A través de la ventana me llega ese sonido que adoro de las ramas de los árboles sacudidas por el viento, pero también el ruido ensordecedor de la volqueta de una obra que parece que no parara nunca; alcanzan mis oídos los conciertos de varias especies de aves, pero también los insultos y las carcajadas de los trabajadores de la obra; oigo a veces el terror de las motosierras, pero también, hace poco, aterrizó en mi escritorio una semilla cuyos hilitos blancos se formaron en el universo de algún árbol y le permitieron volar hasta mí. Todo eso influye en mis días y en las letras que quedan al final sobre mis páginas. Porque, justamente, a esas páginas trato de llevar la vida, que es todo eso, el balance del llanto y la risa cada instante.

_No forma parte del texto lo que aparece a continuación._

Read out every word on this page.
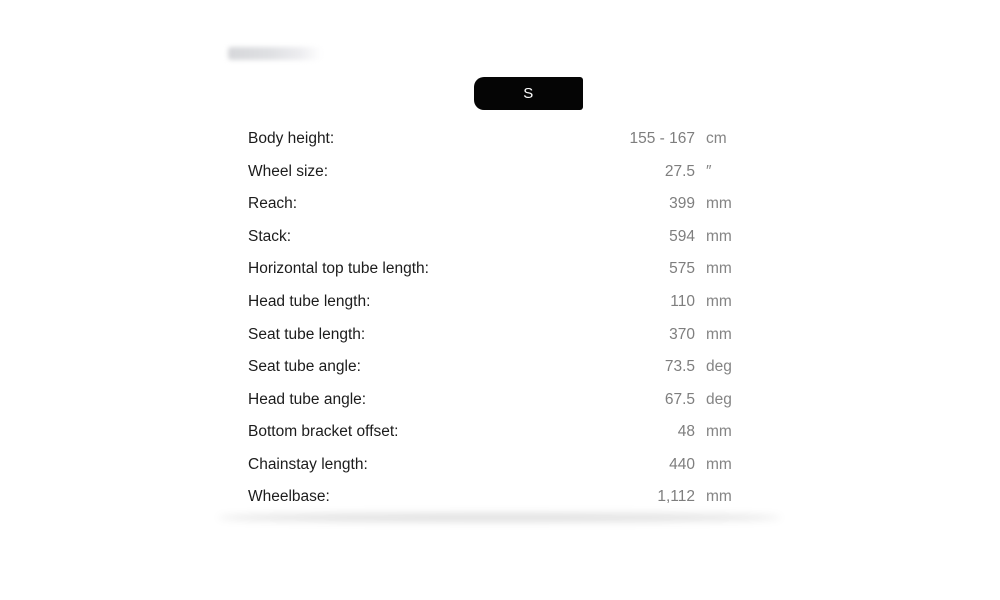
S
Body height:	155 - 167 cm
Wheel size:	27.5 ″
Reach:	399 mm
Stack:	594 mm
Horizontal top tube length:	575 mm
Head tube length:	110 mm
Seat tube length:	370 mm
Seat tube angle:	73.5 deg
Head tube angle:	67.5 deg
Bottom bracket offset:	48 mm
Chainstay length:	440 mm
Wheelbase:	1,112 mm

Decía Sergio del Molino que seguramente lo hará muy bien la inteligencia artificial que remplace a presentadores y actores, pues no sentirá cansancio, ni estará pensando en sus problemas; que el futuro no le parece escalofriante, sino triste, pues detesta la perfección. “De mis escritores favoritos me gustan sus manías, sus reiteraciones, sus flaquezas y esas piedritas en las que no pueden evitar tropezar. Me enamora lo inarmónico y lo que rompe la simetría: una nariz torcida, una peca, el gesto de subirse unas gafas, un tic apenas perceptible que delata una timidez sin superar. Esas cosas”, escribe. Y estoy de acuerdo, hoy más que nunca, en medio de este mar de imágenes de vidas, productos, hábitos, trabajos, narrativas y pieles impecables, de gente que uno se pregunta si alguna vez mira por la ventana, si le entra el polvo.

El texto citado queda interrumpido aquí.